Archivale des Monats
August 2013: Eine Bruderschaftsrechnung der St.-Sebastians-Bruderschaft in Gais
Kirchenrechnungen des Tauferer Tales und Ahrntales, von Salurn und Brixen
Im späten Mittelalter und der Frühen Neuzeit entstanden mit Erlaubnis der Kirche zahlreiche Bruderschaften zur Belebung des religiösen Lebens. Solche Vereinigungen, die teilweise auch Frauen offen standen, widmeten sich unter der Leitung eines Seelsorgers Werken der Frömmigkeit und Nächstenliebe.
Durch Spenden der Mitglieder - in Form von Geld oder auch Vieh und Getreide - sowie durch Vermächtnisse verstorbener Mitglieder brachten es die Bruderschaften auf beträchtliche Einnahmen. Das Kapital wurde vor allem für Messen, Kerzen, Prozessionsgegenstände oder liturgische Gewänder ausgegeben, aber auch an Bedürftige verteilt oder als Kredit mit niedrigem Zinssatz an Mitglieder vergeben. Jede Vereinigung wählte einen Brudermeister, der über die jährlichen Einnahmen und Ausgaben Buch führte und am Ende einer Rechnungsperiode vor der weltlichen und geistlichen Obrigkeit die Bruderschaftsrechnung vorlegte. Der hier vorgestellte Rechnungsauszug der 1667 gegründeten St.-Sebastians-Bruderschaft in Gais aus dem Bestand „Kirchenrechnungen des Tauferer Tales und Ahrntales, von Salurn und Brixen" stammt aus dem Rechnungsbuch der Bruderschaft, in dem die jährlichen Rechnungen von 1669 bis 1689 verzeichnet sind. Wie die St.-Sebastians-Bruderschaft wurden im 17. und 18. Jahrhundert zahllose weitere Bruderschaften gegründet.

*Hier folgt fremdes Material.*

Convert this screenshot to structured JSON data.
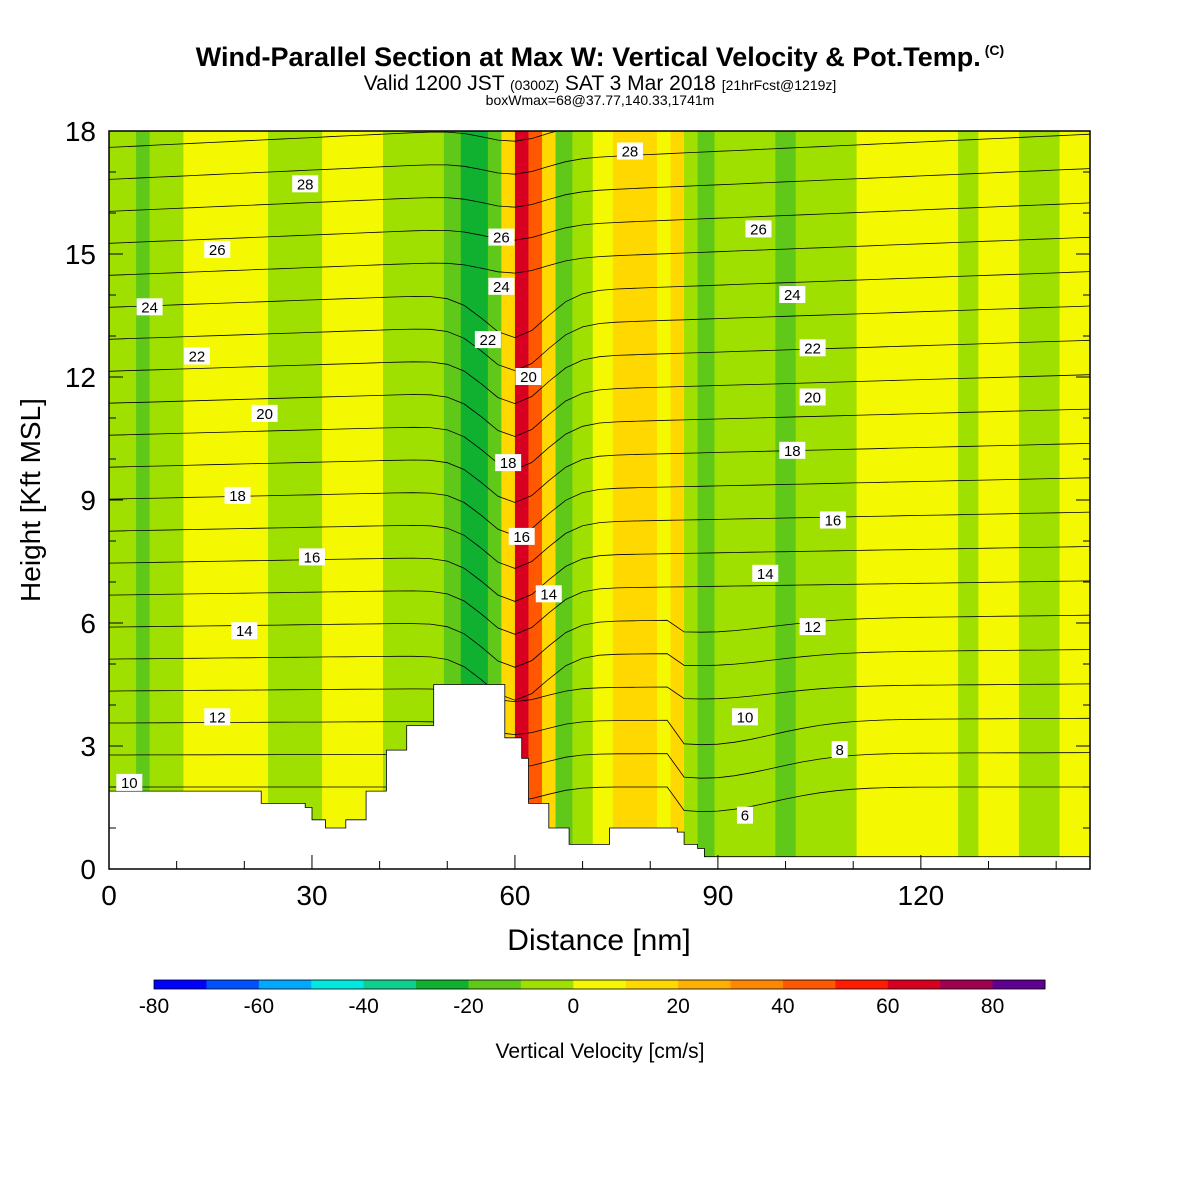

Mit Dekret vom 24. November 1783 aber wurden im Zuge der josephinischen Reformen alle Bruderschaften aufgelöst oder in eine einzige mit dem Namen „Von der christlichen Nächstenliebe" einverleibt. Das gesamte Vermögen der Vereinigungen wurde eingezogen. Schon 1790 wurden die Reformen auf Grund des Unmuts der Bevölkerung teilweise rückggängig gemacht. Das Bruderschaftswesen erholte sich aber nur langsam, erst um die Mitte des 19. Jahrhunderts wurden wieder vermehrt Bruderschaften gegründet.